Inevitable volver
la vista a Catalunya desde Atenas, el domingo por la mañana, en el paseo de
Dionisiou Areopagitou, frente a la embajada de España, adonde toda la familia
acompañamos a votar a mi hija. Sé lo que votó pero no voy a decirlo; tiene el
mismo derecho que cualquiera al secreto del voto.
El paseo de
Dionisiou Areopagitou era hace años una vía rápida en la metrópolis ateniense.
Fue Melina Mercouri, en su etapa de ministra del PASOK, quien lo cerró al
tráfico rodado, lo adecentó y lo convirtió en el lugar excepcional que es ahora.
Arranca el paseo de la puerta de Adriano, que daba acceso al templo de Zeus
Olímpico (algunas de sus gigantescas columnas se mantienen aun hoy en pie), y
asciende bordeando la colina de la Acrópolis por el costado del Odeón de
Herodes Ático, hasta Pnyx, el lugar elevado donde se reunía el Areópago y donde
se celebraban las asambleas cívicas. Al oeste de Pnyx, frente a la Acrópolis,
se alza la colina de Filopapo, un observatorio privilegiado de todo el conjunto
de la ciudad de Atenas, desde los montes Himeto y Licabeto por el oeste, hasta
el monte Egaleo, en cuya cima asentó sus reales Jerjes para presenciar la
batalla naval de Salamina.
En Pnyx predicó el
apóstol Pablo, y según la tradición convirtió al cristianismo a una multitud de
atenienses. Dionisio el Areopagita fue un discípulo de Pablo y llegó a obispo
de Atenas. Nunca formó parte del Areópago, debe su epíteto solo a que vivió en
esta zona de la ciudad. El paseo se divide equitativamente entre los dos
figurones piadosos: la porción que asciende desde la puerta de Adriano está
dedicada a Dionisio, y lleva el nombre del Apostolou Pavlou la que desciende
desde Pnyx hasta el enclave del ágora antigua, limitada de un lado por el templo
de Teseo, el Teseion, y del otro por el pórtico restaurado de Átalo.
Es el mejor paseo posible
en Atenas, una ciudad por lo demás muy desastrada; y pocos habrá en el mundo
que puedan rivalizar con él en la estética y en la memoria histórica.
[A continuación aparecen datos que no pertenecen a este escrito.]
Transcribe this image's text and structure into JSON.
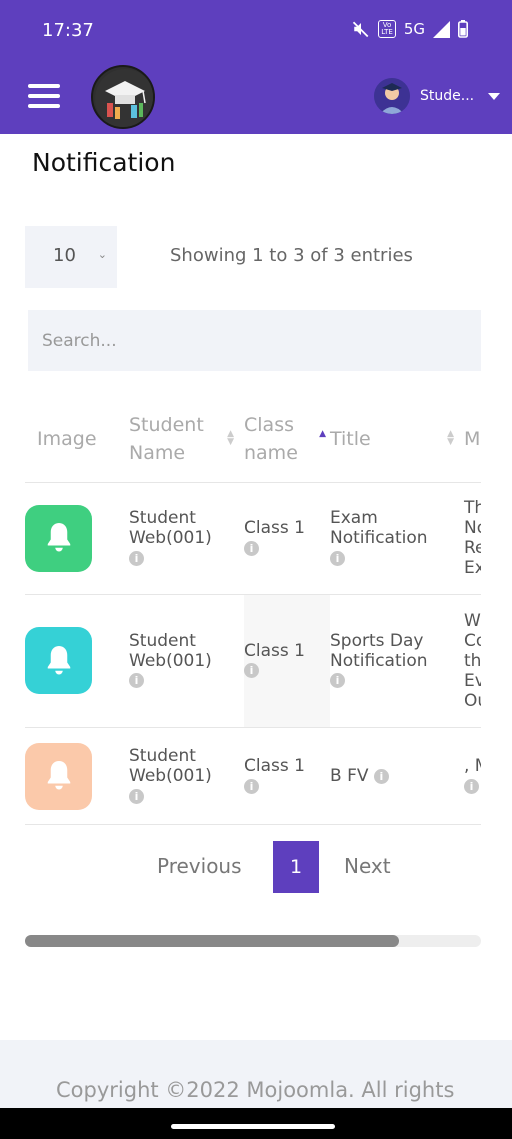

Transcurre entre bosques de pinos y olivos silvestres, con sotobosque de
laureles y romeros. En la parte alta, a ambos lados del paseo adoquinado el
suelo está tachonado de mármoles, mosaicos, columnas rotas, cuevas que fueron
viviendas. Despunta en la altura el frontón occidental del Partenón y la parte superior
de sus columnas dóricas, por encima del conglomerado de los Propíleos. En la
parte baja del paseo, del lado del ágora antigua y de la plaza de Monastiraki,
proliferan los puestos de souvenirs y otras ventas callejeras, y tienden a ocupar
todo el espacio disponible las terrazas de innumerables bares y restaurantes
populares que ofrecen a la clientela, ya que no manjares refinados, sí unas
vistas incomparables.
Inevitable desde
aquí volver la vista a Catalunya, decía al principio. Es muy verosímil que las
elecciones del jueves sean un paso más en la cristalización de una fractura
social que tiende rápidamente a hacerse irreversible. Se atisban aún remedios
posibles, pero no hay mayorías claras, ni en el pequeño país ni en la grande
España, dispuestas a aplicarlos. Un bucle melancólico nos empuja a repetir a muchos
siglos de distancia las guerras del Peloponeso.
En el paseo placentero
e instructivo entre Dionisiou Areopagitou y Apostolou Pavlou es posible ver con
una transparencia excepcional tres realidades superpuestas: Lo que fue Atenas. Lo
que ya no es. Lo que pudo haber sido.
No hay comparación
posible con Catalunya, ya lo sé. Esta es una reflexión hecha a deshora.